Мария покачала головой.
– Что ты такое говоришь? – спросила она и отвела взгляд. – Я же тебе объясняла, что уеду. Я даже специально звонила, чтобы предупредить.
– Хочешь сказать, что предупреждала меня о поездке, о которой ни одна живая душа и слыхом не слыхивала, в том числе и сам священник, который был удивлен донельзя? Я была в церкви.
Анжелика произносила эти слова гневным шепотом.
Мама взглянула на нее и пожала плечами.
– Ну, это не повод так раздражаться. Я знаю, что делаю, – ответила она. – Я же тебе говорила, что сначала мне нужно кое с чем разобраться… К тому же, я уже здесь. – Она прервалась и показала в сторону гостиной. – Мне нужно присесть ненадолго.
Анжелика пошла следом.
– Зачем ты ездила на Сардинию? – шепотом спросила она у матери. – Ты ведь туда ездила, правда?
Анжелика и представить себе не могла, что подтолкнуло ее задать этот вопрос, какая-то смесь эмоций и интуиции.
Мария вытаращила глаза, затем уставилась куда-то вдаль, за спину Анжелики, а затем произнесла:
– Пойдем на кухню, сварю тебе кофе.
Анжелика последовала за матерью, потому что не знала, как поступить. Села напротив Марии и наблюдала, как та водила пальцами по краям своих любимых тарелок – тех, что украшены золотой нитью.
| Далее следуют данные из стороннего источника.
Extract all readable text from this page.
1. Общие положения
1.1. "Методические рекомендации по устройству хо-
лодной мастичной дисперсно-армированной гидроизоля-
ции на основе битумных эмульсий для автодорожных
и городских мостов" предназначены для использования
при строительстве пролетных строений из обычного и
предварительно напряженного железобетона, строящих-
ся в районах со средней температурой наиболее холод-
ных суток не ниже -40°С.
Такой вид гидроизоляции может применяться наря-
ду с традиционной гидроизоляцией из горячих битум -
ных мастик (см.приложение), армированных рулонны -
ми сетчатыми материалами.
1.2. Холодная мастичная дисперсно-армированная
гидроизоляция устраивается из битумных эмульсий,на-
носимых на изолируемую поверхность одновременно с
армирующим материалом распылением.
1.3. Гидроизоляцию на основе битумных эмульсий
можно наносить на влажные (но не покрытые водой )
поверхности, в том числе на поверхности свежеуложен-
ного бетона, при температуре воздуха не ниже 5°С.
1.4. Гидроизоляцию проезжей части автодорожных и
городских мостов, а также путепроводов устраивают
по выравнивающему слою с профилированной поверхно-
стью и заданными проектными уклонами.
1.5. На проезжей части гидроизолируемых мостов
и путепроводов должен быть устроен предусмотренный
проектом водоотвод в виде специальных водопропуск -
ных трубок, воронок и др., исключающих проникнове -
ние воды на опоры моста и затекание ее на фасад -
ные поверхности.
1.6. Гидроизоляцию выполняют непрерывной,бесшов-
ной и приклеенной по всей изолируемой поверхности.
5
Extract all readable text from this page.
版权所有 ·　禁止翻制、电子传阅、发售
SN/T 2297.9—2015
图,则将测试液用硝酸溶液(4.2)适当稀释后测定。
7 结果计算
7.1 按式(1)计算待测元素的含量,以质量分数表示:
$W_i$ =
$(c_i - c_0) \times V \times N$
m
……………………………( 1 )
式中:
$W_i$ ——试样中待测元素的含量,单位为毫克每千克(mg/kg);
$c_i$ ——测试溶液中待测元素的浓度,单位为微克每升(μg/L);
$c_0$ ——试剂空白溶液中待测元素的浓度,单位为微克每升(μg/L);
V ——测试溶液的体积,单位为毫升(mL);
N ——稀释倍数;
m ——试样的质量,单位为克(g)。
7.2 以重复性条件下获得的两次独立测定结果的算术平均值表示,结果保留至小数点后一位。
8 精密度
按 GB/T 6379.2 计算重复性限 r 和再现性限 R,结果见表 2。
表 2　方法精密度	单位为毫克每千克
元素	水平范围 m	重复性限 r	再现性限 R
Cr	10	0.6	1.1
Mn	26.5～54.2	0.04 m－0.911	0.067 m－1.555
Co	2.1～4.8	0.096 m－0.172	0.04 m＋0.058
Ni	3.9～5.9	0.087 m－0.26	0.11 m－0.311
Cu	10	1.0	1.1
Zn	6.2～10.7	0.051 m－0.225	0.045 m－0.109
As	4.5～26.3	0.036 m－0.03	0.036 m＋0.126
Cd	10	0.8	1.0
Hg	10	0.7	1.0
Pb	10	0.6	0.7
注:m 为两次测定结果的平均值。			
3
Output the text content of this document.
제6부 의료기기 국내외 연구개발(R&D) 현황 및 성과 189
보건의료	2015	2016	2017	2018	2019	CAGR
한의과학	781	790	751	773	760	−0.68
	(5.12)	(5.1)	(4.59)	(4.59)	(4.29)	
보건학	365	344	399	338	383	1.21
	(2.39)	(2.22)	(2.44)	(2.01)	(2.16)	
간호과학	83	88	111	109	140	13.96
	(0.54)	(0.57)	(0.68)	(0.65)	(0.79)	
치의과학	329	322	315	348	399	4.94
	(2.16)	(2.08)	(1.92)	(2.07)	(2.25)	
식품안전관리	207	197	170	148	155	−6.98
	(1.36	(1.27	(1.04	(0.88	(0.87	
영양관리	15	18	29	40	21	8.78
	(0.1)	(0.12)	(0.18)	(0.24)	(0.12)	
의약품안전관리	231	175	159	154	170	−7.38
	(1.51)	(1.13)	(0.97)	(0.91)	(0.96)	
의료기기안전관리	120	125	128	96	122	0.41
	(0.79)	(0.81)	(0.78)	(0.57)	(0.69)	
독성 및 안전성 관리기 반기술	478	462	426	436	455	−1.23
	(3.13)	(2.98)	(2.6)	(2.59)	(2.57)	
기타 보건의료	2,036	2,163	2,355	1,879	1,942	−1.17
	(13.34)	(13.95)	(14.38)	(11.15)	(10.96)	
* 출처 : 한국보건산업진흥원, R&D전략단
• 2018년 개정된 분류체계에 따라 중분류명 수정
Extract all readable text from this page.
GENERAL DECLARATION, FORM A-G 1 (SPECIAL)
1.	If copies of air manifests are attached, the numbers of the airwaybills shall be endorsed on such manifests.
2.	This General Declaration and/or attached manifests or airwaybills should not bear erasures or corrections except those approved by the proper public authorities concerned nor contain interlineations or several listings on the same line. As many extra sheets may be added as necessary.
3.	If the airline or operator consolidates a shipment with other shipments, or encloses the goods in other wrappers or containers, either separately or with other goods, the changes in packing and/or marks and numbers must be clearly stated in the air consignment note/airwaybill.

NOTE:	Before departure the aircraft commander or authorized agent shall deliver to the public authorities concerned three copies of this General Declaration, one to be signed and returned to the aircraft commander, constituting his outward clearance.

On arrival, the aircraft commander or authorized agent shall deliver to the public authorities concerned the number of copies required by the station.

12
– А ты молодец. Выглядит очень аппетитно. Я и не знала, что ты научилась готовить равиоли.
– Ты их всегда готовила. А я наблюдала.
Мария внимательно посмотрела на дочь и задумалась. А затем принялась варить кофе. Отмеривая нужное количество кофе, покачала головой.
– Одного не могу понять, почему ты мне не поверила, – бормотала она. – Мне нужно было уладить кое-какие личные дела. Я не хотела, чтобы ты беспокоилась.
– Не принимай меня за идиотку, мама. Я звонила тебе. Ты могла хотя бы подойти, ты должна была ответить!
Мама показала пальцем, что кофе готов.
– Успокойся. А как, по-твоему, себя чувствую я, когда ты исчезаешь в неизвестном направлении. Где связи даже нет.
Анжелика сжала зубы.
– Это моя работа.
– Неужели? Какая разница, работа или не работа. Теперь ты почувствовала себя с другой стороны баррикад.
Мария продолжала смотреть на дочь, но затем смягчилась и прикоснулась к ее руке.
– Не злись, это ни к чему. Ты и в детстве поступала так же – обнимала меня, когда я возвращалась домой, а потом верещала и рыдала, пока не выпрашивала обещание, что я больше никуда от тебя не денусь. Но я не могла остаться, не могла…
Анжелика резко вздернула головой и вперилась взглядом в Марию.
– Вранье. Сплошное вранье. Ничего другого я от тебя и не слышала.
Слова слетали с ее губ, и она не могла остановить их полет. Когда Анжелика увидела, как побледнела мама и каким напряженным стало ее лицо, захотела заглотить эти слова обратно. Но почему-то продолжила немигающим взглядом смотреть на маму, словно бросая вызов.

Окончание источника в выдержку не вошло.